Perkawinan dengan orang luar Minangkabau tidak menjadi pilihan. Perkawinan dengan orang luar terutama mengawini perempuan luar dipandang sebagai perkawinan yang akan bisa merusak struktur adat. Pertama-tama karena anak yang lahir dari perkawinan itu bukanlah bangsa Minangkabau. Di samping itu, kehidupan istri akan menjadi beban bagi suaminya, padahal setiap laki-laki bertugas utama bagi kepentingan sanak saudara, kaum, dan nagarinya. Salah Asuhan mencoba menggambarkan kehidupan yang dialami jika melanggar petuah adat Minangkabau. Kehidupan perkawinan Hanafi dengan Corrie tidak berhasil dan hanya menyebabkan penderitaan dan kesengsaraan.

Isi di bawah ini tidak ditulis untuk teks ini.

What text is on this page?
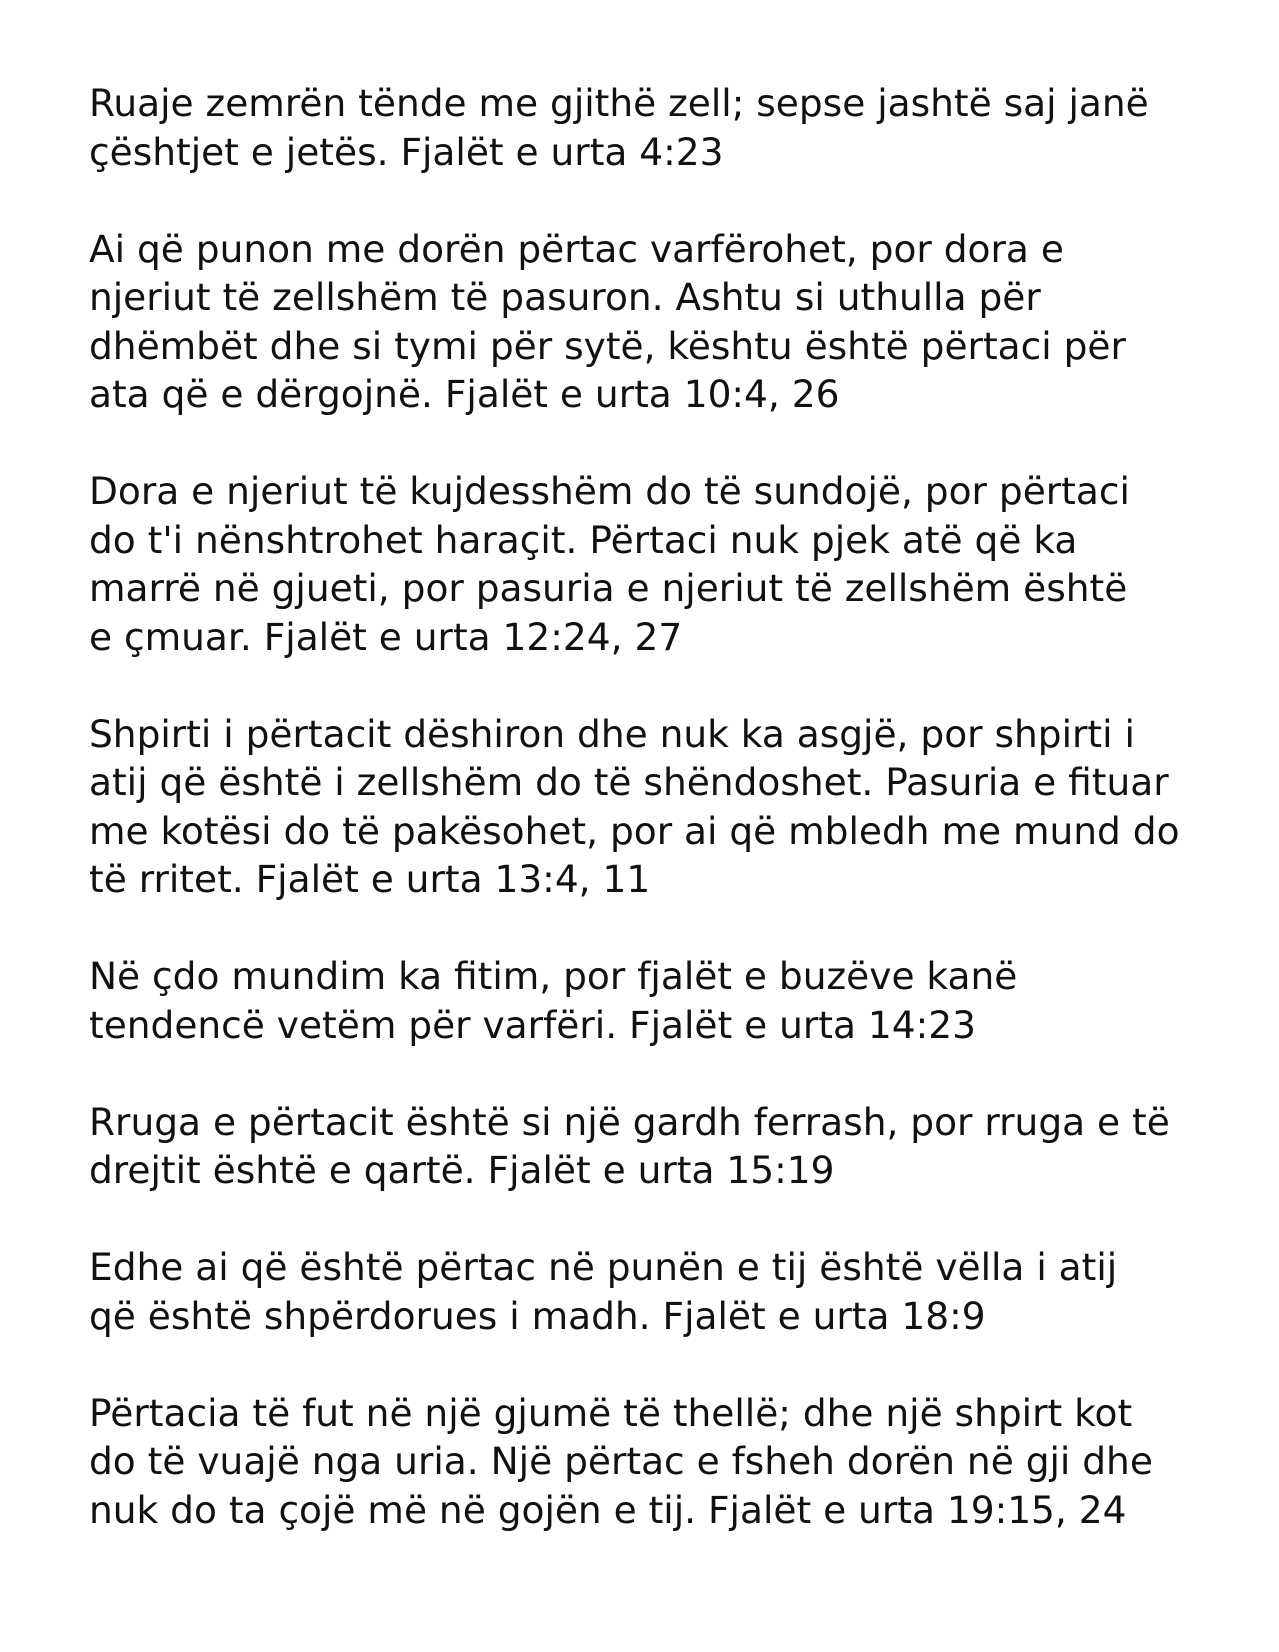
Ruaje zemrën tënde me gjithë zell; sepse jashtë saj janë
çështjet e jetës. Fjalët e urta 4:23

Ai që punon me dorën përtac varfërohet, por dora e
njeriut të zellshëm të pasuron. Ashtu si uthulla për
dhëmbët dhe si tymi për sytë, kështu është përtaci për
ata që e dërgojnë. Fjalët e urta 10:4, 26

Dora e njeriut të kujdesshëm do të sundojë, por përtaci
do t'i nënshtrohet haraçit. Përtaci nuk pjek atë që ka
marrë në gjueti, por pasuria e njeriut të zellshëm është
e çmuar. Fjalët e urta 12:24, 27

Shpirti i përtacit dëshiron dhe nuk ka asgjë, por shpirti i
atij që është i zellshëm do të shëndoshet. Pasuria e fituar
me kotësi do të pakësohet, por ai që mbledh me mund do
të rritet. Fjalët e urta 13:4, 11

Në çdo mundim ka fitim, por fjalët e buzëve kanë
tendencë vetëm për varfëri. Fjalët e urta 14:23

Rruga e përtacit është si një gardh ferrash, por rruga e të
drejtit është e qartë. Fjalët e urta 15:19

Edhe ai që është përtac në punën e tij është vëlla i atij
që është shpërdorues i madh. Fjalët e urta 18:9

Përtacia të fut në një gjumë të thellë; dhe një shpirt kot
do të vuajë nga uria. Një përtac e fsheh dorën në gji dhe
nuk do ta çojë më në gojën e tij. Fjalët e urta 19:15, 24
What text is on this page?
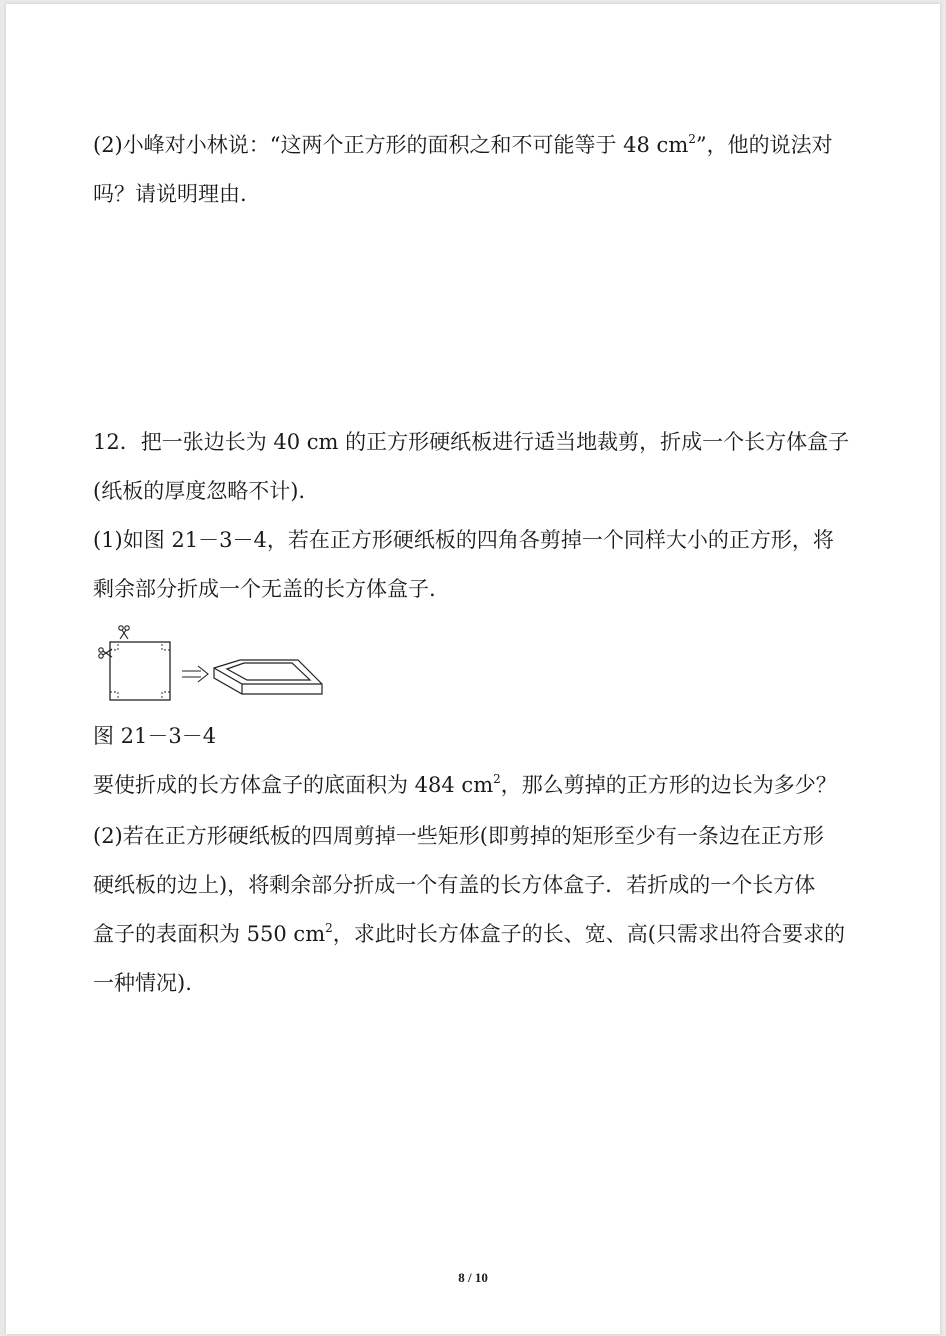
(2)小峰对小林说：“这两个正方形的面积之和不可能等于 48 $cm^2$”，他的说法对
吗？请说明理由.
12．把一张边长为 40 cm 的正方形硬纸板进行适当地裁剪，折成一个长方体盒子
(纸板的厚度忽略不计).
(1)如图 21－3－4，若在正方形硬纸板的四角各剪掉一个同样大小的正方形，将
剩余部分折成一个无盖的长方体盒子.
图 21－3－4
要使折成的长方体盒子的底面积为 484 $cm^2$，那么剪掉的正方形的边长为多少？
(2)若在正方形硬纸板的四周剪掉一些矩形(即剪掉的矩形至少有一条边在正方形
硬纸板的边上)，将剩余部分折成一个有盖的长方体盒子．若折成的一个长方体
盒子的表面积为 550 $cm^2$，求此时长方体盒子的长、宽、高(只需求出符合要求的
一种情况).
8 / 10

Penolakan Hanafi terhadap sistem kekerabatan Minangkabau muncul pada adegan penolakannya terhadap perjodohannya dengan Rapiah. Secara verbal Hanafi mengatakan, “Dan menurut adat pamanku boleh campur dengan urusan pribadiku. Boleh mengganggu aku di rumahku sendiri.” Hanafi menafikkan peran mamak dalam sistem kekerabatan di Minangkabau. Hanafi memandang Sutan Batuah sebagai paman bukan mamak. Hanafi telah dibutakan oleh budaya Barat sepulangnya dari Belanda.

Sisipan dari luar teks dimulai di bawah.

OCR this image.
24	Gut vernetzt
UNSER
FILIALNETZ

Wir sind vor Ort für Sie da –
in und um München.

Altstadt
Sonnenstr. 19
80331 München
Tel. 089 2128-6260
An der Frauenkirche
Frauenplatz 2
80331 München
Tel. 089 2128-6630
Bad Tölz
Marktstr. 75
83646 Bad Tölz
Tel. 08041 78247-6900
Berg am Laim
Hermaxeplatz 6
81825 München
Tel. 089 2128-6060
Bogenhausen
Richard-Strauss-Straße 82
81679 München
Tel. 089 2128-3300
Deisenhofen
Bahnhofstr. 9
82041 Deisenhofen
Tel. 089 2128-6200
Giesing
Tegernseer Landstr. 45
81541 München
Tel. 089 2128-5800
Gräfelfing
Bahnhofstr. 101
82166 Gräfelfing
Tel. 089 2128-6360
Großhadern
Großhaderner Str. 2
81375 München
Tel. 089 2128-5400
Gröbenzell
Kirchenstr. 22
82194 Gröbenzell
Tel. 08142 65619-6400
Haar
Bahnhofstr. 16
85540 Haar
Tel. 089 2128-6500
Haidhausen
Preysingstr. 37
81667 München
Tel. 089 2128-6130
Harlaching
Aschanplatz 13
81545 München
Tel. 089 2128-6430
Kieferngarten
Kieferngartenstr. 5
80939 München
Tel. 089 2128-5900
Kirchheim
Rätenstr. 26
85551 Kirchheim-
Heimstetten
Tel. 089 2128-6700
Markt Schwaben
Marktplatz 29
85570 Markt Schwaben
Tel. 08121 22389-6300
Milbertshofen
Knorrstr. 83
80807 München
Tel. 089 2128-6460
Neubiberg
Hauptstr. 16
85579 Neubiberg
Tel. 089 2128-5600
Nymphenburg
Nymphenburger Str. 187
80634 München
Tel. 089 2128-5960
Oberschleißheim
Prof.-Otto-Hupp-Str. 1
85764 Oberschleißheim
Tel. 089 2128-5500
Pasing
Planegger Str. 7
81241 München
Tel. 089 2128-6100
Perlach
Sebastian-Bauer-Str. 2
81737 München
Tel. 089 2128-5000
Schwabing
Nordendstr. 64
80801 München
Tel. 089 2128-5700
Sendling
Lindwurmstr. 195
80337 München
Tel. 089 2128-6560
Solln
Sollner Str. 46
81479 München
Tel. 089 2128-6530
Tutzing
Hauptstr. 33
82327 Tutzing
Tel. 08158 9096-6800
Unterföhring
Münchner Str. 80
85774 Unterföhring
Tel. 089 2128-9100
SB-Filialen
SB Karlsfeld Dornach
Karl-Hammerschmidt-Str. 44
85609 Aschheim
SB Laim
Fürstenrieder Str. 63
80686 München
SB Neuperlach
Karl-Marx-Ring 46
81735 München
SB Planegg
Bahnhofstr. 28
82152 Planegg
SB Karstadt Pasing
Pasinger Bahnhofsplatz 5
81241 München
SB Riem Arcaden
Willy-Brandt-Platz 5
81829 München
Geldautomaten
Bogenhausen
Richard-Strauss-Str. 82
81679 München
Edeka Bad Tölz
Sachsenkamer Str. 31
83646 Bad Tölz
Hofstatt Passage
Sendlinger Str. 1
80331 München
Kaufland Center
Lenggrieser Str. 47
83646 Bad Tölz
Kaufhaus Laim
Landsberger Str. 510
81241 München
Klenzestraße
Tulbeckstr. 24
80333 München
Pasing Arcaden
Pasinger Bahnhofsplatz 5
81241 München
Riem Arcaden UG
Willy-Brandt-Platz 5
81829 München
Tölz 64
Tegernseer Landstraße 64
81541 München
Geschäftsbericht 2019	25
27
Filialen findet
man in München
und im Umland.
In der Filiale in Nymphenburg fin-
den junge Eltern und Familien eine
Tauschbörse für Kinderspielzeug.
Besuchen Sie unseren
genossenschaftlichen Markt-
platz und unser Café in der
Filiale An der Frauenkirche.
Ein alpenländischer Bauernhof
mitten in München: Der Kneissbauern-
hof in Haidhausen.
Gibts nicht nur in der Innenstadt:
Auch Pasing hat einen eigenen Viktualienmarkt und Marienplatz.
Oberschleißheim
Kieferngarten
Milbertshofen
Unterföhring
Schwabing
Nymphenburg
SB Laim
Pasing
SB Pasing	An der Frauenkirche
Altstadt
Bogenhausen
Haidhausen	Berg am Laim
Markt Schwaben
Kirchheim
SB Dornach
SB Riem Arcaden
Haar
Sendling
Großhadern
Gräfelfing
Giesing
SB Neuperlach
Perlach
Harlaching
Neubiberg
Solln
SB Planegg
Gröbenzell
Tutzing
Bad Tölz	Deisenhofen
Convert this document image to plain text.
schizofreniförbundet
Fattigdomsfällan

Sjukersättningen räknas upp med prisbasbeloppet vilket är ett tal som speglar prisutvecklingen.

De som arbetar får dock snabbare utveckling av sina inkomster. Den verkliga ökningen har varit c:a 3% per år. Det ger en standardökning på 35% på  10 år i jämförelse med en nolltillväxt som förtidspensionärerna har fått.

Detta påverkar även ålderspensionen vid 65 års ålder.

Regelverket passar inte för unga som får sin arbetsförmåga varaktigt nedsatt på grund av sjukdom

Di sisi lain, kesadaran perbedaan latar belakang budaya antara Hanafi dan Corrie disadari oleh Du Busse, ayah Corrie. Perkawinannya dengan perempuan Minangkabau telah membangun kesadaran tersebut. Dalam sebuah adegan, Du Busse mengatakan, “Barat adalah barat. Timur adalah Timur.”

Satu hal yang menarik dari film ini adalah diramunya cerita novel zaman Pujangga Baru menjadi cerita yang up to date pada zamannya (1970-an). Penceritaan tidak terbatas pada konflik yang disebabkan perbedaan latar belakang budaya, tetapi menjadi isu nasional pada saat itu. Tentu saja hal ini harus dihubungkan dengan era Orde Baru yang mengedepankan karakter dan budaya nasional. Film Salah Asuhan bukan lagi bercerita tentang Minangkabau dengan bukan Minangkabau, bukan pula budaya Indonesia dengan yang bukan Indonesia, melainkan budaya Timur dengan budaya Barat. (bersambung)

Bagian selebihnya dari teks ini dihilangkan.